Google’dan hızlı olamayan, Instagram’dan güvenilir olmayan eczacı kaybolur.
Artık sadece ilacı değil, bilgiyi de danışan soruyor.
Marifet, sadece diploma değil; sürekli yenilenmektir.
Fitoterapi, kişisel bakım, diyabet yönetimi…
Ürüne değil, danışana yatırım yapan kazanır.
Bilgiyi güncelleyen, mesleği günceller.
Eczacı sadece ilaç veren değil, danışanının sağlık rehberi olmalıdır. Bitkisel ilaçtan kişisel bakıma, kronik hastalık yönetiminden koruyucu sağlığa kadar marifetini arttırmayan eczacı, zamanla silinir.
4. Kanaat Vadisi
“Kısa yoldan kazanmak isteyen, uzun yoldan kaybeder.”
Eczacı olmak; güven sunmak, etik durmak, ilke korumaktır.
Broşürle değil, bakışla güven vermek zorundasın.
İndirim değil, itibar biriktirmek gerek.
Kanaat Vadisi, tok gözlülerin vadisidir.
Müşteri değil, danışan görenlerin…
Etik duruşun, kampanyadan daha güçlü olduğunu bilenlerin…
Burada baş eğilmez, omuz düşmez, duruş satılmaz.
Gerçek zenginlik, güvenilir olmaktan, danışanın gözünde sarsılmaz bir sağlık otoritesi olmaktan geçer.
Kısa vadeli kazançlar, uzun vadeli itibarı gölgelememeli.
Meslek onuru; kampanya broşürlerinden, indirim raflarından değil, güvenle kurulan bağdan beslenir.
Kanaat, yalnızca mala değil; övgüye, rekabete, kıyaslamaya da mesafeli durmayı gerektirir.
Bu vadide duruş sağlamdır, gönül tok, baş diktir.
5. Birlik Vadisi
“Birlikten kuvvet doğar” derlerdi, biz tartışmadan doğuramadık.
Aynı dertleri taşıyan on binlerce eczacı, aynı dili konuşamıyor artık.
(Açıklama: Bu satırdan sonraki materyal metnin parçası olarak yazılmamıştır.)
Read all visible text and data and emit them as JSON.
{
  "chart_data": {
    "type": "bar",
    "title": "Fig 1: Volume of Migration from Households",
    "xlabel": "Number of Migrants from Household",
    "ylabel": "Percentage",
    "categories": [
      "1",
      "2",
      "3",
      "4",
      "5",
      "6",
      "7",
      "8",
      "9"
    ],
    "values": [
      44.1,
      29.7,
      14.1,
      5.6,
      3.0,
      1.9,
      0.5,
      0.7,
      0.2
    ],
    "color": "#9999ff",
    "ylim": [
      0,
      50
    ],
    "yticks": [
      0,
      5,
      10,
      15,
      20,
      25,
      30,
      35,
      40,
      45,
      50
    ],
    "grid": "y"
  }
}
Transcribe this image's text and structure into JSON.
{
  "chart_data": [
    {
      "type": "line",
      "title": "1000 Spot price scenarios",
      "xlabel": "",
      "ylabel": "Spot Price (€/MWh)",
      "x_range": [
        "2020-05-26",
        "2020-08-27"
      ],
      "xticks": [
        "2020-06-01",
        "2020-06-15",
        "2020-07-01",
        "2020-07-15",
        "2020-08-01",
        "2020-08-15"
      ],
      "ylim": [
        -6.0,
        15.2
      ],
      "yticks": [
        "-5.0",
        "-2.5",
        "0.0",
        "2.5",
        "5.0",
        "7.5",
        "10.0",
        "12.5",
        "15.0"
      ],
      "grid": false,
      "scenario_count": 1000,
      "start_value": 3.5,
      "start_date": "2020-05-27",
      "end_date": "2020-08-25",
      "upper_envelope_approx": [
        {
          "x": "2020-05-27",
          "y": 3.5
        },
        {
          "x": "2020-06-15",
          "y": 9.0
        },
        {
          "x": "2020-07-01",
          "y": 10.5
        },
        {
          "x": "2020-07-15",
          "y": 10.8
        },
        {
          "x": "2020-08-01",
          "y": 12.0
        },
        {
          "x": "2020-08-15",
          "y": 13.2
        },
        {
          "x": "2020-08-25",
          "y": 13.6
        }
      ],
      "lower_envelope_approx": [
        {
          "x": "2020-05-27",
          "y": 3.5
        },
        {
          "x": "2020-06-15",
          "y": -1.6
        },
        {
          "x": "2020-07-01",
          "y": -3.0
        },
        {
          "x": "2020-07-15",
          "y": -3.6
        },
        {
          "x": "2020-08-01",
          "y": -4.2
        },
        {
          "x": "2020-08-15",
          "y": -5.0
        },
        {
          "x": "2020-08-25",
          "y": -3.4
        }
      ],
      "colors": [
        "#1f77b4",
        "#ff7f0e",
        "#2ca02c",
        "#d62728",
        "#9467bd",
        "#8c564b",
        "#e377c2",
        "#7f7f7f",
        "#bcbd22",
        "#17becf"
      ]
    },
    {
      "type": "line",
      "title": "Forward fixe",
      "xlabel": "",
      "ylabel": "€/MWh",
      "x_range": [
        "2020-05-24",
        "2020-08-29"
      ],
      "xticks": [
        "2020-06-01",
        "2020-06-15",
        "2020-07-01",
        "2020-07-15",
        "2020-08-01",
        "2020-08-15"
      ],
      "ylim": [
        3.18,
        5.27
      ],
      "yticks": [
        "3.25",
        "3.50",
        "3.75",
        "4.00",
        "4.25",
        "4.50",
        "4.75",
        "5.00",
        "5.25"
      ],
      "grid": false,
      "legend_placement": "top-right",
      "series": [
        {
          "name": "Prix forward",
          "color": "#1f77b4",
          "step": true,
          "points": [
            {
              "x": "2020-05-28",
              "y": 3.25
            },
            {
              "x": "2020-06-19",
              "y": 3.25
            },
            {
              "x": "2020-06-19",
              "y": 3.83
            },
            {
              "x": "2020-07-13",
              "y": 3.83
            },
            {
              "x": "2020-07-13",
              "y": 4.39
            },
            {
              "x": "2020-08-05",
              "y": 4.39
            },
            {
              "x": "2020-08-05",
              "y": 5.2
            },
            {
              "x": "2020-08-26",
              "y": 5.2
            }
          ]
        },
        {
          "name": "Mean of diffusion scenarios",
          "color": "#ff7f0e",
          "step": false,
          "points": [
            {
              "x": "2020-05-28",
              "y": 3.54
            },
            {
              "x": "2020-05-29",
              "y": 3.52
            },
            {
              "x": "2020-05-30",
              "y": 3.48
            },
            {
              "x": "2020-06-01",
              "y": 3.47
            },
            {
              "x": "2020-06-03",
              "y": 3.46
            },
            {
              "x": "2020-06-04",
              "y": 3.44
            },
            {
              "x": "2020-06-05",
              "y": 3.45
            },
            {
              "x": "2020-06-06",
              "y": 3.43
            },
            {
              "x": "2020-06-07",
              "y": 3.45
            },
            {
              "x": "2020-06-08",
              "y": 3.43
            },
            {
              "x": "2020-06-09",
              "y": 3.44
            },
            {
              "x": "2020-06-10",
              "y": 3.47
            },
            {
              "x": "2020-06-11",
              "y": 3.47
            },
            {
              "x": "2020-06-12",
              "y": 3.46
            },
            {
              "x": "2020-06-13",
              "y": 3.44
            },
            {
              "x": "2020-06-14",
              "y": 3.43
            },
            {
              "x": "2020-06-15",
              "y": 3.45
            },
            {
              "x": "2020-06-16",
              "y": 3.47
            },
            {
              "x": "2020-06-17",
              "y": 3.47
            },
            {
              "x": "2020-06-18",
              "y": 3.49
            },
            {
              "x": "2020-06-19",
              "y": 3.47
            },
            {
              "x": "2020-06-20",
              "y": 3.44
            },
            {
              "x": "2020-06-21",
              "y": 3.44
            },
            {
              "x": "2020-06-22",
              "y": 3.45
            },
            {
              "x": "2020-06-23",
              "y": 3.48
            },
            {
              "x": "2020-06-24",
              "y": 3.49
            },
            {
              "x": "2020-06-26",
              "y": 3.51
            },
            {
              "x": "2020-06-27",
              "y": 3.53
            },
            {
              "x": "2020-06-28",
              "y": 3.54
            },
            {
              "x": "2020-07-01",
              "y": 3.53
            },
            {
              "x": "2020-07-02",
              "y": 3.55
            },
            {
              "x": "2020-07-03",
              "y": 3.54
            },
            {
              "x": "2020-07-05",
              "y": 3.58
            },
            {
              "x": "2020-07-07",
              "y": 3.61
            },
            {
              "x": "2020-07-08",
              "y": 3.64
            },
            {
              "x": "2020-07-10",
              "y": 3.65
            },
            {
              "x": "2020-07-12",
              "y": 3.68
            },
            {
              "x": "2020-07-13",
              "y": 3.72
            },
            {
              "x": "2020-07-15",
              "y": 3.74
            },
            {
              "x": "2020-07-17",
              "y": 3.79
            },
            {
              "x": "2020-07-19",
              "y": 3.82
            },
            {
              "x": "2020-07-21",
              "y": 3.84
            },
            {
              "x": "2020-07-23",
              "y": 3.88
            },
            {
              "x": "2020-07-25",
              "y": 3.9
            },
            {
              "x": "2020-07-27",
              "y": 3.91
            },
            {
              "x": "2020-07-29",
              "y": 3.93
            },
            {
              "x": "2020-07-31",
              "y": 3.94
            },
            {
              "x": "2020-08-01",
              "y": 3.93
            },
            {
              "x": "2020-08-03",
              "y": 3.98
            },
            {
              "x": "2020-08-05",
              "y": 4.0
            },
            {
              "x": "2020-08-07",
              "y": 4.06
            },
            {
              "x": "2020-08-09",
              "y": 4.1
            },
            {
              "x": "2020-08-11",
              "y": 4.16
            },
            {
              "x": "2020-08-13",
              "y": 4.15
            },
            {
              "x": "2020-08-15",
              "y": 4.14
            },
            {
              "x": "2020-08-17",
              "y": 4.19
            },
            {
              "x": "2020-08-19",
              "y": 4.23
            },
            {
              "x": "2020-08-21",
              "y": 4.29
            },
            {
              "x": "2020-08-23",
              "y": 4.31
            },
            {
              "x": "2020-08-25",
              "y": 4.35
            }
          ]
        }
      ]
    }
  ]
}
Oda seçimlerinde görüş ayrılığı, kooperatifte rekabet, sosyal medyada linç kültürü...
Simurg’a giden yolda biz birbirimize çelme takıyoruz.
Ama hâlâ geç değil.
2025 geliyor. Sadece sandık değil, bir milat geliyor.
Sadece yönetici değil, temsil gücü, omurga, umut seçilecek.
Artık kişisel hırslar, eski hesaplar, bölük pörçük klikler bir kenara bırakılmalı.
Birlik, aynı logoyu taşımak değil; aynı yükü sırtlanmaktır.
Simurg’un kanatları biziz diyoruz ya hani…
O hâlde artık uçmayı öğrenmeliyiz.
Birlik; sadece aynı çatı altında olmak değil, aynı duyguyla hareket edebilmektir.
Bugün eczacılar olarak en çok ihtiyaç duyduğumuz şey; birbirimizi yeniden duymak, görmek ve sahiplenmektir.
Kooperatifler, odalar, dernekler, platformlar, tüm meslektaşlarımız … Her biri kendi doğrusunu savunurken ortak aklı kaybettik.
Bu da mesleğimizi zayıflattı, sesimizi kısmış oldu.
Ancak şimdi çok kritik bir eşikteyiz:
2025 yılının sonunda tüm eczacı odalarında ve Türk Eczacıları Birliği’nde seçimler var.
Bu sadece yöneticileri değil, geleceğimizi seçmek anlamına geliyor.
Artık kişisel hesaplardan, küçük ayrılıklardan sıyrılmalı;
Mesleğimizi en yüksek seviyede temsil edecek, güven duyacağımız isimleri omuzlayarak bu birliği yeniden inşa etmeliyiz.
Birlik vadisinden geçmeden Simurg’a ulaşılamaz.
Çünkü ancak birlikte yürüyenler, gerçeğe varabilir.
6. Hayret Vadisi
“Yok artık” dediklerimiz, artık sabah rutini oldu.
İlaç yok. Hasta var. Eczacı suçlu.
Kur, tedarik zinciri, ekonomik kriz… Peki çözüm?
Cevap: “Siz not alın, biz bildiriyoruz.”
Ve biz şaşırıyoruz, hâlâ…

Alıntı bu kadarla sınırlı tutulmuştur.